Winston Churchill was and will always be one of the most important and recognized figures in Britain’s history. But few people know about the true influence Mrs Churchill, wife of former Prime Minister Sir Winston Churchill had on winning the Second World War.
An exhibition displayed at their house in Chartwell, Kent, containing gifts from Royals, politicians and people worldwide, has unveiled Mrs Churchill’s involvement in diplomatic missions and interventions during her husband’s most difficult times. She took part during negotiations organised on the premises of her house, she kept up records of her husband’s engagements and remained until the end the “real force behind Churchill”.

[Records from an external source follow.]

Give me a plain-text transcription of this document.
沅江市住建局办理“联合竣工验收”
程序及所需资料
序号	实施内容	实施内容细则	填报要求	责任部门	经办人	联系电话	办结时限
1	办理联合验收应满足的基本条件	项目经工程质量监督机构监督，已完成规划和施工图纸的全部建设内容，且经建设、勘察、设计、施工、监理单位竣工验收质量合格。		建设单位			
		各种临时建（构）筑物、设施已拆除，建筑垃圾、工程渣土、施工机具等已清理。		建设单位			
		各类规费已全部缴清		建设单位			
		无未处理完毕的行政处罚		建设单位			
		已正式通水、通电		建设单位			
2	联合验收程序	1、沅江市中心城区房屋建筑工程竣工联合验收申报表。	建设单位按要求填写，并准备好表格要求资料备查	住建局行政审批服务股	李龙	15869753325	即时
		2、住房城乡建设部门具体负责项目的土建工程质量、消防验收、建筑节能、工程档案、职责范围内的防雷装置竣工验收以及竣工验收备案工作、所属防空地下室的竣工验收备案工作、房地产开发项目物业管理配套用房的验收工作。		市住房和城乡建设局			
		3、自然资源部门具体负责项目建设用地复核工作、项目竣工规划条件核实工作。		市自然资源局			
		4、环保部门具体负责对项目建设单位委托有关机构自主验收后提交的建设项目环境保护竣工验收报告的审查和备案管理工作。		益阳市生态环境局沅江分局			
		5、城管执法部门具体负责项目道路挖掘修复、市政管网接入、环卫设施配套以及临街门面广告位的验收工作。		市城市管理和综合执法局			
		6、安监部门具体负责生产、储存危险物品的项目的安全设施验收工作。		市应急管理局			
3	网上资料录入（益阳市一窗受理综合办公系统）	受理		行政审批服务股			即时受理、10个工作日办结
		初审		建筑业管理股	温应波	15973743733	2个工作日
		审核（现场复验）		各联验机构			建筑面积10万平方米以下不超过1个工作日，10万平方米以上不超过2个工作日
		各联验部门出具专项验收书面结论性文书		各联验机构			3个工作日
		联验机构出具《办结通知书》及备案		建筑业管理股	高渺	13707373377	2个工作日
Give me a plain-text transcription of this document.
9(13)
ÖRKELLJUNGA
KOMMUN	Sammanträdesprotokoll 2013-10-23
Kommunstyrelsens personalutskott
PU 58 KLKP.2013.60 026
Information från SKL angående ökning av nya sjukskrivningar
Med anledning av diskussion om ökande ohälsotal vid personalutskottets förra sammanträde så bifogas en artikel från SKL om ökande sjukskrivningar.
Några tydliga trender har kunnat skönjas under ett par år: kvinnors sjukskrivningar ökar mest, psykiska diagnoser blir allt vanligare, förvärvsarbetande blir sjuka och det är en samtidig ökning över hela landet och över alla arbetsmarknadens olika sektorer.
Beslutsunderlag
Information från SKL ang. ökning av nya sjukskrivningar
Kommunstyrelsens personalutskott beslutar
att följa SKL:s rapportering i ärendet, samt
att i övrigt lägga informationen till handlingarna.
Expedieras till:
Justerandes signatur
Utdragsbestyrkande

Among the gifts exhibited at Chartwell, Kent, are a lalique crystal cockerel from Charles de Gaulle, sent to her as an apology for one of the disagreements he had with Churchill; a series of ‘thank you’ gifts for her engagement in sending aid to Russia; a special present from Stalin, which is a 19th century glass fruit bowl in the shape of a Viking Long Boat and drawer of silver cutlery from the people of Sheffield
The 30 piece collection, sent to their house towards the end and after World War Two, is now housed by the National Trust property at Chartwell, Kent. The gallery will be open by Sir Winston Churchill’s great-grandson, Mr Randolph Churchill.
According to the manager of the property for the National Trust, Judith Evans, the collection will finally show the true influence of Mrs Churchill during those hard times. She remembers Mrs Churchill as an incredible woman and a “big player”, who helped maintain some of the most difficult relationships and who worked tirelessly and quietly for the good of the country, The Telegraph reports.
She also talked about the gift Clementine Churchill received from Charles De Gaule and how the disagreement between De Gaule and Churchill started as they were taking dinner together. He used to come for dinner quite often, she said, and Mrs Churchill got on with him very well.
One evening though, he and Sir Winston had an argument over which Clementine felt very upset for him not showing more respect for her husband. When De Gaule left the house, he could see why she was cross, so he sent her the lalique cockerel to apologize.
Other names on the list include President Roosevelt, who sent Clementine a series of large maps in 1945 and King Peter II of Yugoslavia with a silver cigar box.
“Every gift was met with thanks. They would make sure everyone who was kind enough to send them things was recognized,” said the curator of the exhibition, Mr Jon Primmer.
The ‘Gift of Power’ exhibition is now open and will close on February 23, 2014.